楊蕓釵不懼謝元陽目光,眼皮微掀,便與謝元陽對上,謝元陽剎那一怔,再回過神兒,楊蕓釵已看向橋上風景。
二人一來一回皆落于夜十一眼里“我的事情,釵表弟都清楚,今日謝大少爺約我交易,亦無釵表弟不可旁聽之事,倘謝大少爺介懷,那交易取消亦可。”
“不必,既石大少爺信得過楊少爺,我又怎會介意楊少爺旁聽”謝元陽早知楊蕓釵乃夜十一心腹,楊蕓釵亦是個爭氣的,不僅已成戶部楊右侍郎嫡女,亦如夜十一自已所言,楊蕓釵深知夜十一諸事“當初于皇家狩獵場,石大少爺為了楊少爺,那可是遇佛殺佛,此情誼之深,何等一般”

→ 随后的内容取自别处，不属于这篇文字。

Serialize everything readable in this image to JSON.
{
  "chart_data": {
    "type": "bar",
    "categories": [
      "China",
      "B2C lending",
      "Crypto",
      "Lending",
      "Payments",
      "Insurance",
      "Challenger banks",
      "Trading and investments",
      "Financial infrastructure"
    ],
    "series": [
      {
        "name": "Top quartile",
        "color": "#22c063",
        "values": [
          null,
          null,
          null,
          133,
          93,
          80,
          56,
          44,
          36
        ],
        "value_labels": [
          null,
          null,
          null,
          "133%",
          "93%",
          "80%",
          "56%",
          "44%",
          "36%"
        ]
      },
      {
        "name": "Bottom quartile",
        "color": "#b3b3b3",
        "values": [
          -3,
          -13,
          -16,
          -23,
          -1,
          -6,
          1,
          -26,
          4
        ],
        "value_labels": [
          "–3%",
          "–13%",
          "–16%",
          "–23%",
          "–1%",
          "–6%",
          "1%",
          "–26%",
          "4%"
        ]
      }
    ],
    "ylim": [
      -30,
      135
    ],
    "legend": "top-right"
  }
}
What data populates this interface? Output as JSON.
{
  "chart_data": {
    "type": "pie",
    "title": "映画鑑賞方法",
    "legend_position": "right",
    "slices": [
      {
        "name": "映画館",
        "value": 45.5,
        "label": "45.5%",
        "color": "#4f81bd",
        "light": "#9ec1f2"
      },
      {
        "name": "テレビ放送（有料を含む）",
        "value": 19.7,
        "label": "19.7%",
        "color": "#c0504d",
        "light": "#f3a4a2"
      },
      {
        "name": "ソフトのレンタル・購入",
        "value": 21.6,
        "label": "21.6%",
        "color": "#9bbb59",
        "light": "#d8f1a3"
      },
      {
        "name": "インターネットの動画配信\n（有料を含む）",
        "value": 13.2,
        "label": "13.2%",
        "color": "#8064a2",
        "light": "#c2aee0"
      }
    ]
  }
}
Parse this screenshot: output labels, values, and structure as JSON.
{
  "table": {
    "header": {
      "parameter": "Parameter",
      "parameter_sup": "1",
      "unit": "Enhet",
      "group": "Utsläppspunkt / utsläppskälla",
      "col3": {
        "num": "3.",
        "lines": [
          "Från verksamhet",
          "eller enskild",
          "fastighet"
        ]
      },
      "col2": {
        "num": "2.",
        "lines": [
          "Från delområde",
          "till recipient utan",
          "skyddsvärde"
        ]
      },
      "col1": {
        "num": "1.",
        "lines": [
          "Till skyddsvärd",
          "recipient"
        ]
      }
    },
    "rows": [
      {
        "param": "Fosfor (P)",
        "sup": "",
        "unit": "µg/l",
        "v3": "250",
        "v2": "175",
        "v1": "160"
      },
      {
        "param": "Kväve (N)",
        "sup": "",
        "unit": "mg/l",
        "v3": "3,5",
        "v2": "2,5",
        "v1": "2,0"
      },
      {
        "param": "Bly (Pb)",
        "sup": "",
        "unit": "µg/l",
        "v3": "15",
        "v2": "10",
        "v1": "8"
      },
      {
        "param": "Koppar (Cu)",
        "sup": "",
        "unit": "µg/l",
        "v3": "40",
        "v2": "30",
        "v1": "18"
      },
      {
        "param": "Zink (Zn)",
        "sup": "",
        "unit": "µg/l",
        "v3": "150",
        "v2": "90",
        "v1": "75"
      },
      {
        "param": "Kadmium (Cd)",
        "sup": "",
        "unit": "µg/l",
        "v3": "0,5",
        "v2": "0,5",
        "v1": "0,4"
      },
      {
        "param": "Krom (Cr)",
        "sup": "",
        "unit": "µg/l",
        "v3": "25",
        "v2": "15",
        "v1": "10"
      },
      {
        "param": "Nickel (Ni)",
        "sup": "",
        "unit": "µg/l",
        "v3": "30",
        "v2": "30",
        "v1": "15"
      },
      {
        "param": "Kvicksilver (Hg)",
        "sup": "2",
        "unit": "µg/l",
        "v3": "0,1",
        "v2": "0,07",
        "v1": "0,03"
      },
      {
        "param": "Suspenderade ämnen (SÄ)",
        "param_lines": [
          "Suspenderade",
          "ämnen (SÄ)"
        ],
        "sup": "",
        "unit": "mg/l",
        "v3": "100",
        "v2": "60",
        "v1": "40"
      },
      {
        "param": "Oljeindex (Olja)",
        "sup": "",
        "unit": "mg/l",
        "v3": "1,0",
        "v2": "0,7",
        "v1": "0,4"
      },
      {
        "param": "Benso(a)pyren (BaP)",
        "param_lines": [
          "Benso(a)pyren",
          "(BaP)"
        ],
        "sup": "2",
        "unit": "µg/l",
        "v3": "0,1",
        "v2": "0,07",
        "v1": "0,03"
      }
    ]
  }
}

話外之音,便是縱然他介意,他也改變不了夜十一的決定。
聽出謝元陽的話外之音,楊蕓釵心中一股暖流淌過,看著夜十一的側臉愈發溫柔。
夜十一倒是沒在意這些,她只覺得謝元陽提起已過許久的皇家狩獵一事兒,其必有所指“看來今日交易,還與謝大少爺的小姑姑有關”
楊蕓釵亦反應過來“謝八小姐遠在南方,莫非謝大少爺有讓謝八小姐回京之意”
夜十一楊蕓釵接連兩番猜測,已然將謝元陽此行目的猜個八九不離十,他也爽快“沒錯,小姑姑南下已有一年,今兒年十二,家祖父有意讓小姑姑回京,在京休養一年,明年十三歲,恰好議親。”